Boris Vildé (25 June Old Style/8 July 1908 – 23 February 1942) was a linguist and ethnographer at the Musée de l'Homme, in Paris, France. He specialised in polar civilizations.

== Biography ==
He was born in St. Petersburg into a family of Eastern Orthodox Russians. When his father died, his mother moved with him to her family estate in Yastrebino. Because of the Russian Revolution, the family then moved to Tartu, Estonia in 1919. He studied first at the high school and then at the University of Tartu, where he did not complete his courses but learned the German language and some notions of chemistry. He also acquired a taste for literature and poetry and moved to Germany in 1930 hoping for a literary career there. In 1933, as a militant against Nazism, he felt unsafe in Germany and moved to France.

He met Paul Rivet who gave him a job at the Musée de l’Homme and encouraged him to continue his studies at the Sorbonne University, where he obtained a B.A. in German philology in 1937 and two M.A. degrees, in Ethnology in 1938 and Japanese language in 1939. Encouraged by Rivet, he studied the ethnology of the populations of Estonia and Finland during two missions to these countries in 1937 and 1938. When reporting about these missions in French scholarly journals, he took the opportunity to denounce the racism of the Nazis as non-scientific. He was preparing a third mission to Denmark and Norway when World War II started.

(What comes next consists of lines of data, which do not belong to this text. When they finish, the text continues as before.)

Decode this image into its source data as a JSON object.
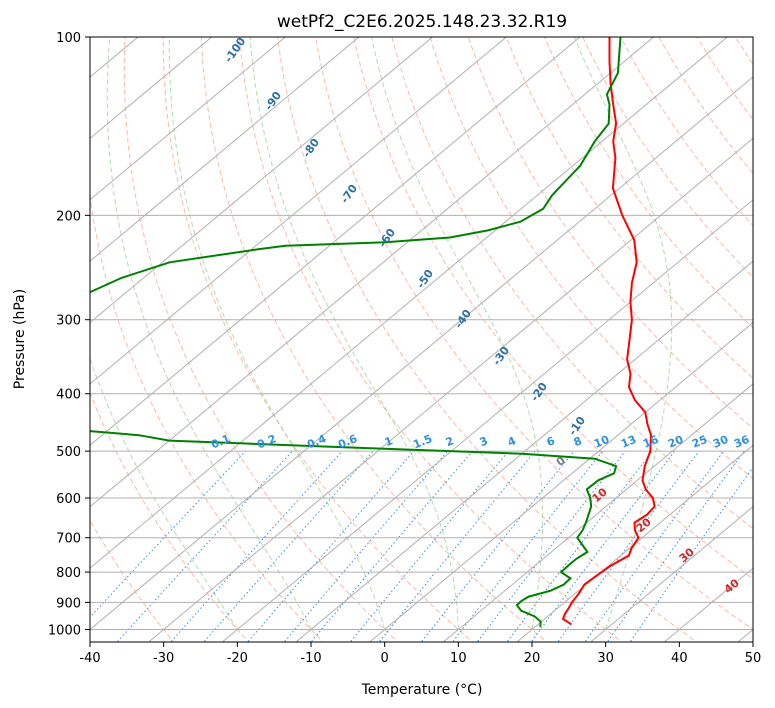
{
  "chart_data": {
    "type": "line",
    "title": "wetPf2_C2E6.2025.148.23.32.R19",
    "xlabel": "Temperature (°C)",
    "ylabel": "Pressure (hPa)",
    "xlim": [
      -40,
      50
    ],
    "ylim": [
      1050,
      100
    ],
    "y_scale": "log",
    "grid": true,
    "x_ticks": [
      -40,
      -30,
      -20,
      -10,
      0,
      10,
      20,
      30,
      40,
      50
    ],
    "y_ticks": [
      100,
      200,
      300,
      400,
      500,
      600,
      700,
      800,
      900,
      1000
    ],
    "skew_note": "Skew-T log-P diagram",
    "series": [
      {
        "name": "",
        "color": "#ff0000",
        "points": [
          [
            980,
            24.5
          ],
          [
            960,
            22.5
          ],
          [
            940,
            21.9
          ],
          [
            920,
            21.5
          ],
          [
            900,
            21.0
          ],
          [
            870,
            20.5
          ],
          [
            840,
            19.8
          ],
          [
            810,
            20.0
          ],
          [
            780,
            20.3
          ],
          [
            750,
            21.1
          ],
          [
            730,
            20.3
          ],
          [
            700,
            19.5
          ],
          [
            680,
            17.8
          ],
          [
            660,
            16.5
          ],
          [
            640,
            16.9
          ],
          [
            620,
            16.6
          ],
          [
            600,
            15.0
          ],
          [
            580,
            12.6
          ],
          [
            560,
            10.7
          ],
          [
            530,
            8.7
          ],
          [
            500,
            7.0
          ],
          [
            470,
            4.5
          ],
          [
            450,
            2.2
          ],
          [
            430,
            0.0
          ],
          [
            410,
            -3.4
          ],
          [
            390,
            -6.3
          ],
          [
            370,
            -8.3
          ],
          [
            350,
            -11.1
          ],
          [
            330,
            -13.3
          ],
          [
            300,
            -16.9
          ],
          [
            280,
            -20.0
          ],
          [
            260,
            -22.9
          ],
          [
            240,
            -25.6
          ],
          [
            220,
            -29.6
          ],
          [
            200,
            -35.2
          ],
          [
            180,
            -40.9
          ],
          [
            160,
            -45.5
          ],
          [
            150,
            -48.5
          ],
          [
            140,
            -51.0
          ],
          [
            130,
            -54.5
          ],
          [
            120,
            -58.2
          ],
          [
            110,
            -62.0
          ],
          [
            100,
            -66.0
          ]
        ]
      },
      {
        "name": "",
        "color": "#008000",
        "points": [
          [
            990,
            20.7
          ],
          [
            970,
            19.9
          ],
          [
            950,
            18.2
          ],
          [
            930,
            15.5
          ],
          [
            910,
            14.0
          ],
          [
            895,
            13.9
          ],
          [
            880,
            14.2
          ],
          [
            860,
            16.2
          ],
          [
            840,
            17.0
          ],
          [
            820,
            16.9
          ],
          [
            800,
            14.6
          ],
          [
            780,
            14.5
          ],
          [
            760,
            14.5
          ],
          [
            740,
            14.9
          ],
          [
            700,
            11.2
          ],
          [
            680,
            10.7
          ],
          [
            660,
            9.9
          ],
          [
            620,
            8.0
          ],
          [
            600,
            6.5
          ],
          [
            580,
            4.6
          ],
          [
            560,
            4.7
          ],
          [
            545,
            5.7
          ],
          [
            530,
            4.8
          ],
          [
            515,
            0.7
          ],
          [
            505,
            -10.0
          ],
          [
            495,
            -30.0
          ],
          [
            485,
            -50.0
          ],
          [
            480,
            -60.0
          ],
          [
            470,
            -65.0
          ],
          [
            460,
            -75.0
          ],
          [
            455,
            -85.0
          ],
          [
            445,
            -80.0
          ],
          [
            440,
            -77.0
          ],
          [
            430,
            -78.0
          ],
          [
            340,
            -90.0
          ],
          [
            320,
            -90.0
          ],
          [
            300,
            -92.0
          ],
          [
            285,
            -94.0
          ],
          [
            270,
            -95.0
          ],
          [
            255,
            -93.0
          ],
          [
            240,
            -89.0
          ],
          [
            228,
            -79.0
          ],
          [
            225,
            -76.0
          ],
          [
            222,
            -63.0
          ],
          [
            218,
            -55.0
          ],
          [
            212,
            -51.0
          ],
          [
            205,
            -48.0
          ],
          [
            195,
            -47.0
          ],
          [
            185,
            -48.0
          ],
          [
            175,
            -48.5
          ],
          [
            165,
            -49.0
          ],
          [
            150,
            -51.0
          ],
          [
            140,
            -52.0
          ],
          [
            130,
            -55.0
          ],
          [
            125,
            -57.0
          ],
          [
            115,
            -59.0
          ],
          [
            100,
            -64.5
          ]
        ]
      }
    ],
    "dry_adiabat_labels": [
      "-100",
      "-90",
      "-80",
      "-70",
      "-60",
      "-50",
      "-40",
      "-30",
      "-20",
      "-10",
      "0",
      "10",
      "20",
      "30",
      "40"
    ],
    "mixing_ratio_labels": [
      "0.1",
      "0.2",
      "0.4",
      "0.6",
      "1",
      "1.5",
      "2",
      "3",
      "4",
      "6",
      "8",
      "10",
      "13",
      "16",
      "20",
      "25",
      "30",
      "36"
    ],
    "mixing_ratio_values": [
      0.1,
      0.2,
      0.4,
      0.6,
      1,
      1.5,
      2,
      3,
      4,
      6,
      8,
      10,
      13,
      16,
      20,
      25,
      30,
      36
    ]
  }
}
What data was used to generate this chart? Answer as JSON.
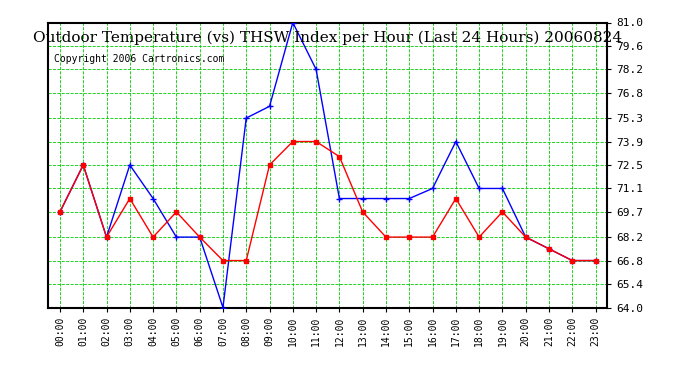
{
  "title": "Outdoor Temperature (vs) THSW Index per Hour (Last 24 Hours) 20060824",
  "copyright": "Copyright 2006 Cartronics.com",
  "hours": [
    "00:00",
    "01:00",
    "02:00",
    "03:00",
    "04:00",
    "05:00",
    "06:00",
    "07:00",
    "08:00",
    "09:00",
    "10:00",
    "11:00",
    "12:00",
    "13:00",
    "14:00",
    "15:00",
    "16:00",
    "17:00",
    "18:00",
    "19:00",
    "20:00",
    "21:00",
    "22:00",
    "23:00"
  ],
  "temp": [
    69.7,
    72.5,
    68.2,
    70.5,
    68.2,
    69.7,
    68.2,
    66.8,
    66.8,
    72.5,
    73.9,
    73.9,
    73.0,
    69.7,
    68.2,
    68.2,
    68.2,
    70.5,
    68.2,
    69.7,
    68.2,
    67.5,
    66.8,
    66.8
  ],
  "thsw": [
    69.7,
    72.5,
    68.2,
    72.5,
    70.5,
    68.2,
    68.2,
    64.0,
    75.3,
    76.0,
    81.0,
    78.2,
    70.5,
    70.5,
    70.5,
    70.5,
    71.1,
    73.9,
    71.1,
    71.1,
    68.2,
    67.5,
    66.8,
    66.8
  ],
  "temp_color": "#ff0000",
  "thsw_color": "#0000ff",
  "bg_color": "#ffffff",
  "grid_color": "#00cc00",
  "ylim_min": 64.0,
  "ylim_max": 81.0,
  "yticks": [
    64.0,
    65.4,
    66.8,
    68.2,
    69.7,
    71.1,
    72.5,
    73.9,
    75.3,
    76.8,
    78.2,
    79.6,
    81.0
  ],
  "title_fontsize": 11,
  "copyright_fontsize": 7
}
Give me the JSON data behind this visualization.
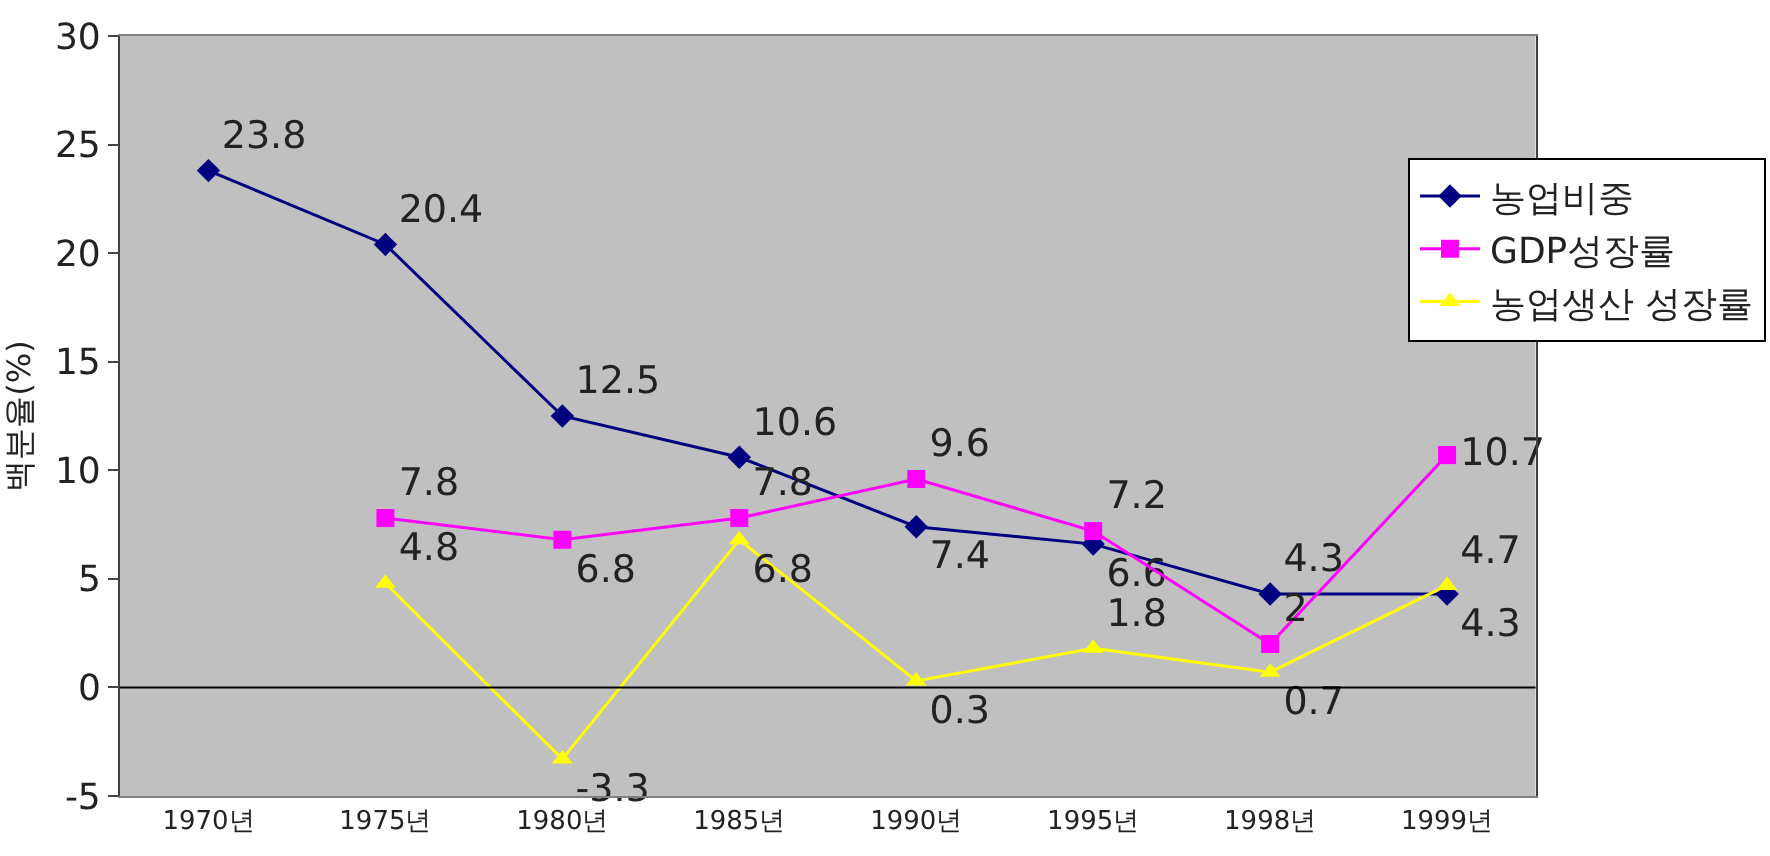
{
  "chart_data": {
    "type": "line",
    "ylabel": "백분율(%)",
    "categories": [
      "1970년",
      "1975년",
      "1980년",
      "1985년",
      "1990년",
      "1995년",
      "1998년",
      "1999년"
    ],
    "series": [
      {
        "name": "농업비중",
        "color": "#000080",
        "marker": "diamond",
        "values": [
          23.8,
          20.4,
          12.5,
          10.6,
          7.4,
          6.6,
          4.3,
          4.3
        ]
      },
      {
        "name": "GDP성장률",
        "color": "#ff00ff",
        "marker": "square",
        "values": [
          null,
          7.8,
          6.8,
          7.8,
          9.6,
          7.2,
          2,
          10.7
        ]
      },
      {
        "name": "농업생산 성장률",
        "color": "#ffff00",
        "marker": "triangle",
        "values": [
          null,
          4.8,
          -3.3,
          6.8,
          0.3,
          1.8,
          0.7,
          4.7
        ]
      }
    ],
    "ylim": [
      -5,
      30
    ],
    "yticks": [
      -5,
      0,
      5,
      10,
      15,
      20,
      25,
      30
    ],
    "ref_lines": [
      {
        "axis": "y",
        "value": 0,
        "color": "#000000"
      }
    ],
    "grid": false,
    "legend": "top right",
    "data_labels": true,
    "line_style": "solid"
  }
}
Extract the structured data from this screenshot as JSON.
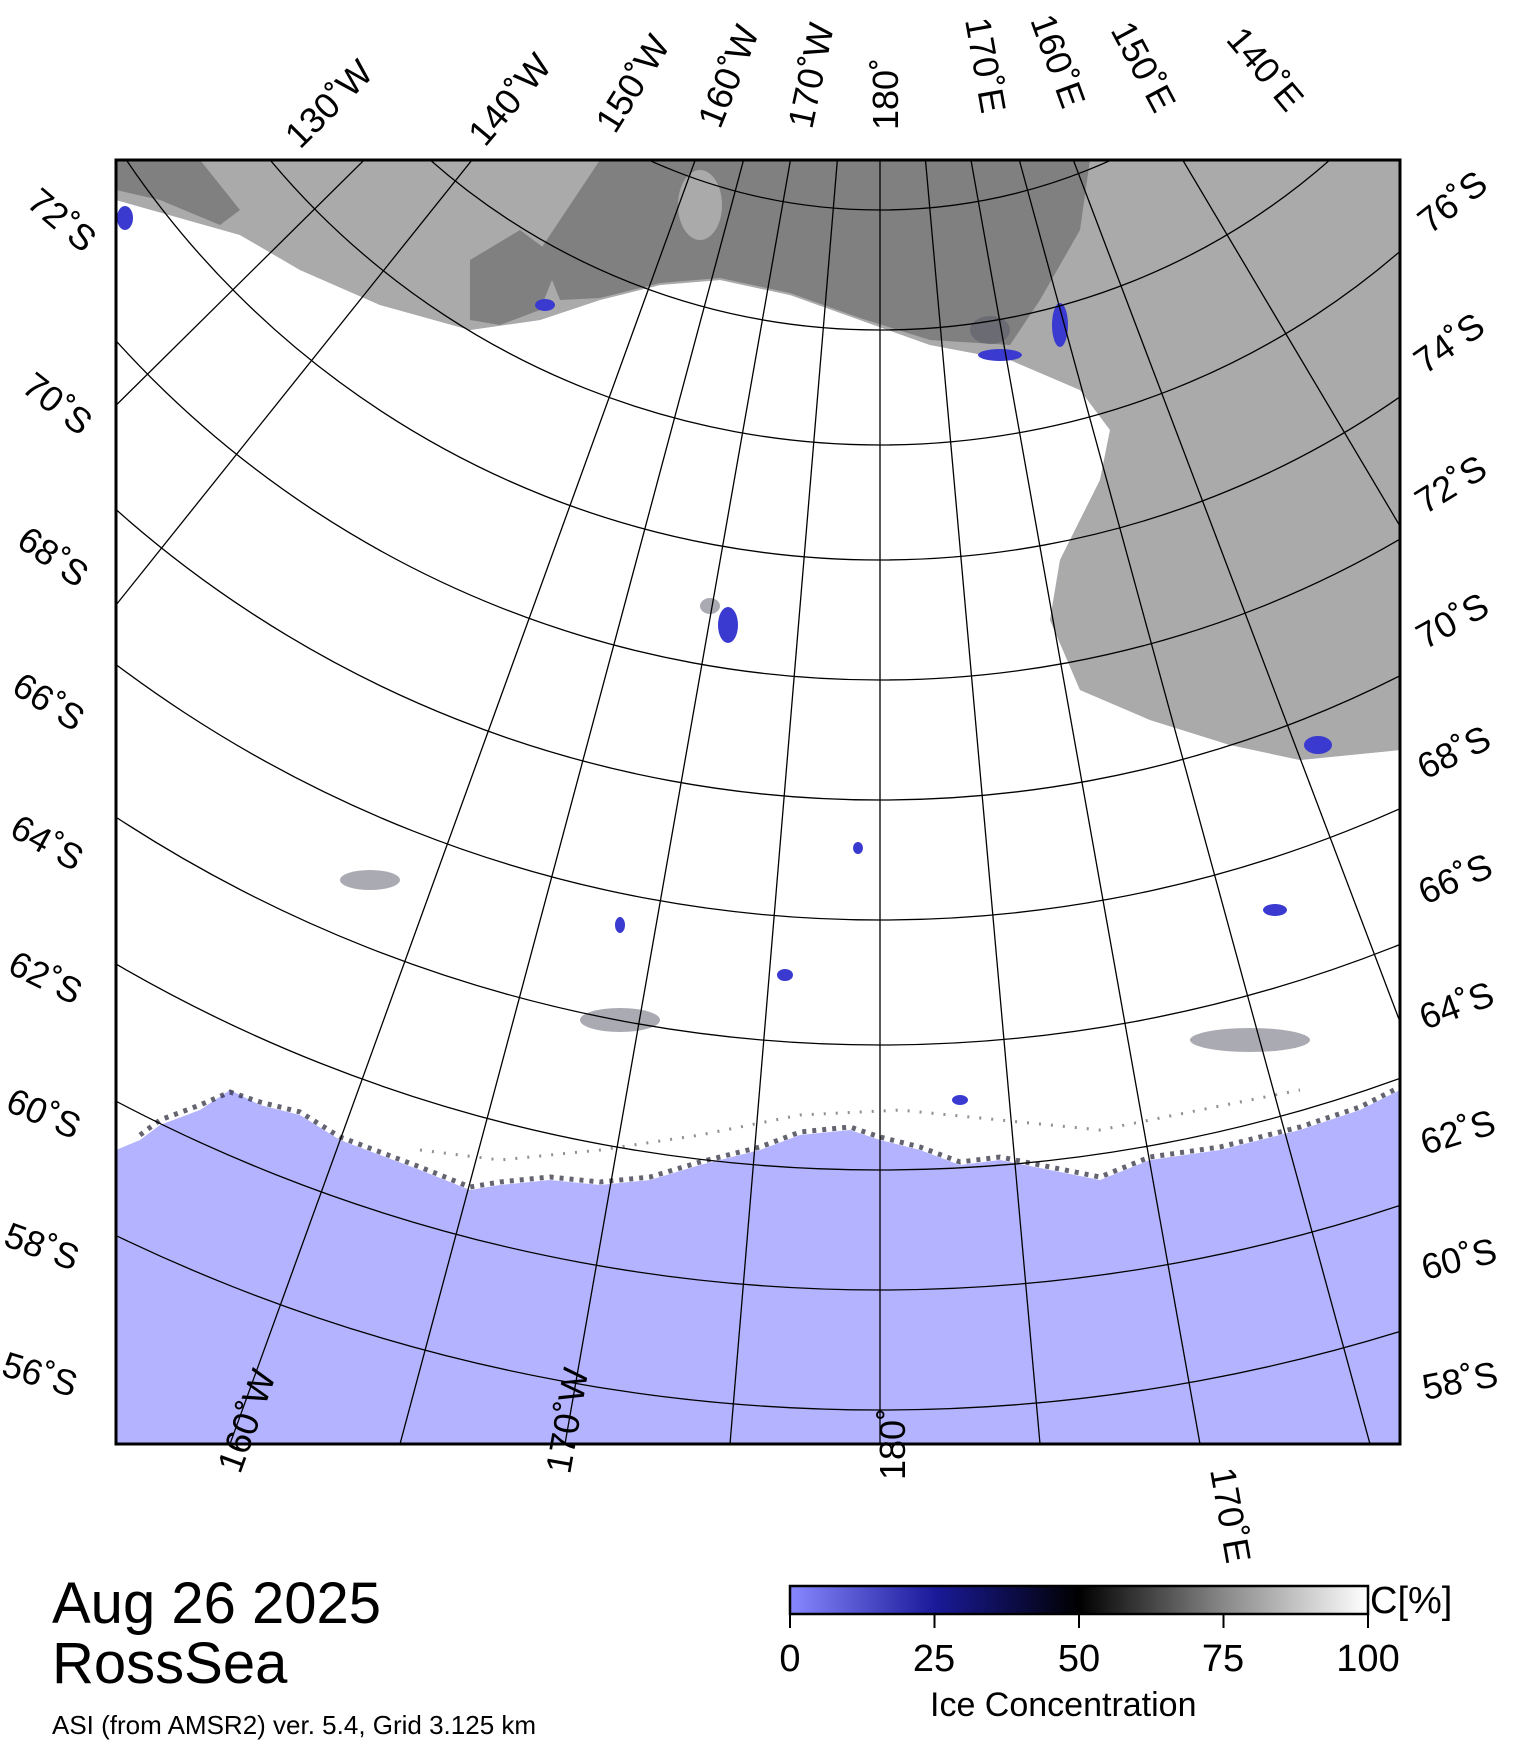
{
  "header": {
    "date": "Aug 26 2025",
    "region": "RossSea",
    "source": "ASI (from AMSR2) ver. 5.4,  Grid 3.125 km"
  },
  "colorbar": {
    "ticks": [
      "0",
      "25",
      "50",
      "75",
      "100"
    ],
    "unit": "C[%]",
    "title": "Ice Concentration",
    "stops": [
      "#8888ff",
      "#1a1a9a",
      "#000000",
      "#888888",
      "#ffffff"
    ]
  },
  "graticule": {
    "top_lon": [
      "130˚W",
      "140˚W",
      "150˚W",
      "160˚W",
      "170˚W",
      "180˚",
      "170˚E",
      "160˚E",
      "150˚E",
      "140˚E"
    ],
    "bottom_lon": [
      "160˚W",
      "170˚W",
      "180˚",
      "170˚E"
    ],
    "left_lat": [
      "72˚S",
      "70˚S",
      "68˚S",
      "66˚S",
      "64˚S",
      "62˚S",
      "60˚S",
      "58˚S",
      "56˚S"
    ],
    "right_lat": [
      "76˚S",
      "74˚S",
      "72˚S",
      "70˚S",
      "68˚S",
      "66˚S",
      "64˚S",
      "62˚S",
      "60˚S",
      "58˚S"
    ]
  },
  "colors": {
    "ocean": "#b3b3ff",
    "ice": "#ffffff",
    "land": "#aaaaaa",
    "ice_shelf": "#808080"
  }
}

Vildé was active in the French Resistance during World War II. In July 1940, Vildé together with Paul Rivet created one of the first resistance groups. During the Resistance he led the scientists and lawyers of the Groupe du musée de l'Homme in producing an anti-Nazi and anti-Vichy newspaper, called Résistance. He had married in 1934 Irène Lot (the daughter of historian Ferdinand Lot and Myrrha Borodina) and had become a French citizen in 1936.

The group, one of the first Résistance units, was infiltrated by a Vichy supporter and, as a result, most of them were arrested, tried and the men among them sentenced to death. Vildé was killed by firing squad, together with Léon-Maurice Nordmann, Georges Ithier, Jules Andrieu, René Sénéchal, Pierre Walter and Anatole Lewitsky, on 23 February 1942 at Fort Mont-Valérien. They are buried in the cemetery at Ivry-sur-Seine.

Boris Vildé last words before being executed by the Nazis were:
 “I love France. I love this beautiful country. Yes, I know it can be small-minded, selfish, politically rotten and a victim of its old glory, but with all these faults it remains enormously human and will not sacrifice its stature.”